Experimental Evidence From Social Psychological Studies
In three as yet unpublished studies, we presented a total of 750 American participants with a picture of a same-sex couple and asked half of them to “Try to imagine what life would be like if you were one of the men shown in the image”, whereas the other half of the participants were asked to “Try to remain as objective and detached as possible while looking at the picture.” We then asked them to evaluate the same-sex couple (e.g., how immoral are they?), to indicate their general attitudes about homosexuality (e.g., is homosexuality a perversion?) and probed their attitudes towards gay rights (e.g., should same-sex couples be allowed to adopt children?). Lastly, we measured their political ideology/orientation and we also probed the extent to which they imagined same-sex sexual behavior when taking the perspective of the gay couple.
We found that political conservatives who took the perspective of the gay couple and imagined their same-sex sexual behaviors became more negative towards the same-sex couple and homosexuality in general, and less supportive of equal rights for gay couples.
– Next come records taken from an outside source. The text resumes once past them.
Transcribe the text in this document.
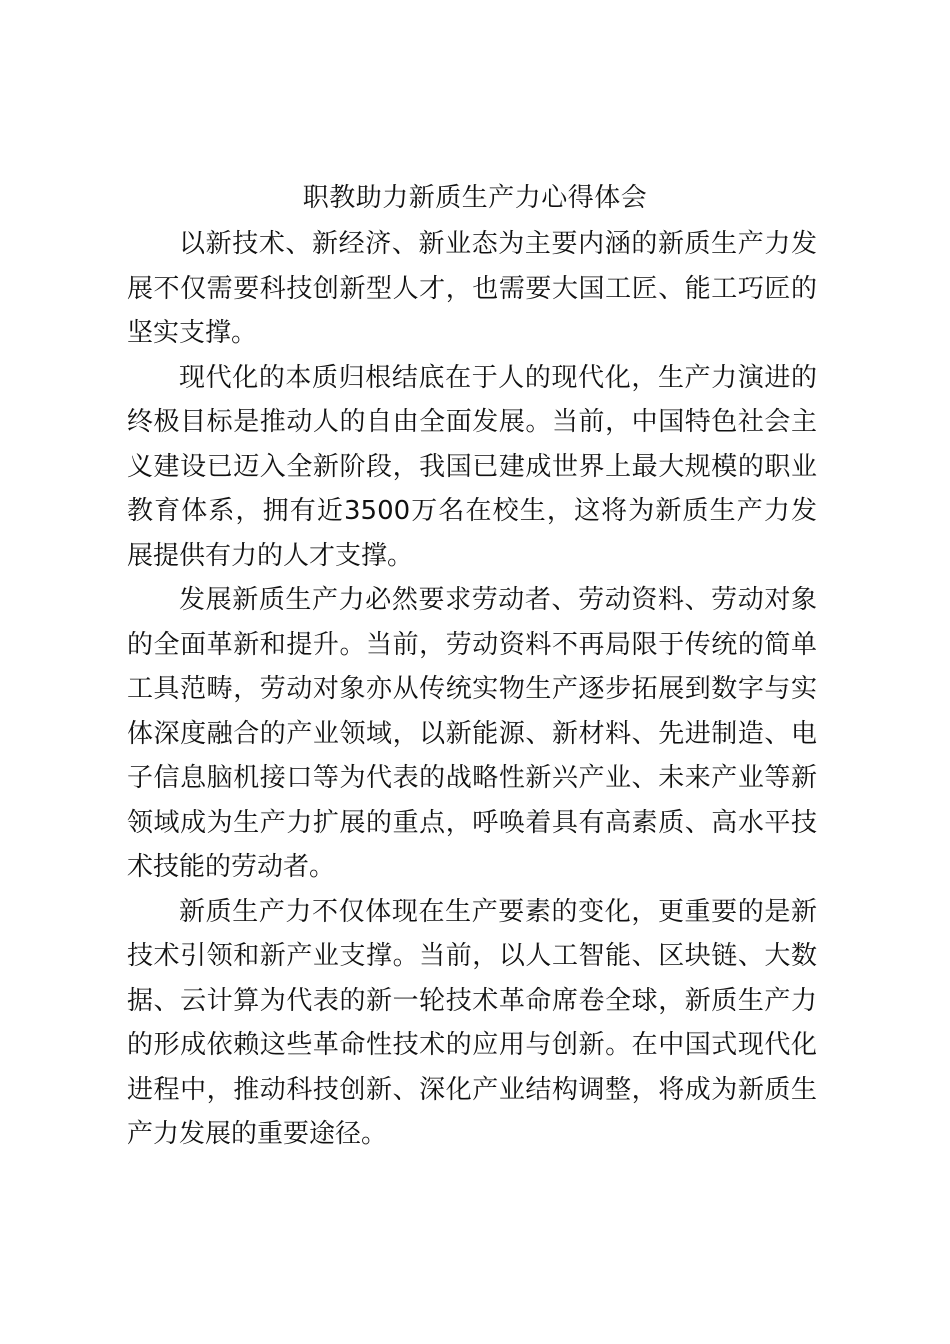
职教助力新质生产力心得体会

以新技术、新经济、新业态为主要内涵的新质生产力发展不仅需要科技创新型人才，也需要大国工匠、能工巧匠的坚实支撑。

现代化的本质归根结底在于人的现代化，生产力演进的终极目标是推动人的自由全面发展。当前，中国特色社会主义建设已迈入全新阶段，我国已建成世界上最大规模的职业教育体系，拥有近3500万名在校生，这将为新质生产力发展提供有力的人才支撑。

发展新质生产力必然要求劳动者、劳动资料、劳动对象的全面革新和提升。当前，劳动资料不再局限于传统的简单工具范畴，劳动对象亦从传统实物生产逐步拓展到数字与实体深度融合的产业领域，以新能源、新材料、先进制造、电子信息脑机接口等为代表的战略性新兴产业、未来产业等新领域成为生产力扩展的重点，呼唤着具有高素质、高水平技术技能的劳动者。

新质生产力不仅体现在生产要素的变化，更重要的是新技术引领和新产业支撑。当前，以人工智能、区块链、大数据、云计算为代表的新一轮技术革命席卷全球，新质生产力的形成依赖这些革命性技术的应用与创新。在中国式现代化进程中，推动科技创新、深化产业结构调整，将成为新质生产力发展的重要途径。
Thus, when political conservatives, but not political liberals (note that in Europe, liberals are referred to as "political progressives"), associate homosexuality with gay-sex and are urged to take that perspective, they become more instead of less prejudiced.
These findings make sense when we consider the psychological profiles of liberals and conservatives: Conservatives have been shown to react much more defensively to aversive stimuli (such as threats to the political system or behavior that arouses disgust) than liberals and their responses to imagining same-sex sexual behavior is therefore a defensive one: They disparage same-sex couples and all that is associated with them.
What does this tell us about the Russian anti-gay law and homophobia in general? Our findings indicate that urging for perspective taking as a way to decrease anti-gay prejudice is not always the way to go: Russia’s political elite is most likely more conservative than liberal, and trying to stimulate their empathic sentiments may therefore backfire into more anti-gay prejudice. Indeed, given the prevalence of associating gay people with the sexual acts that they engage in (see for example Stephen Fry’s documentary “Out There”), Western politicians and intellectuals may try to avoid appealing to empathy as the way to promote progressive change.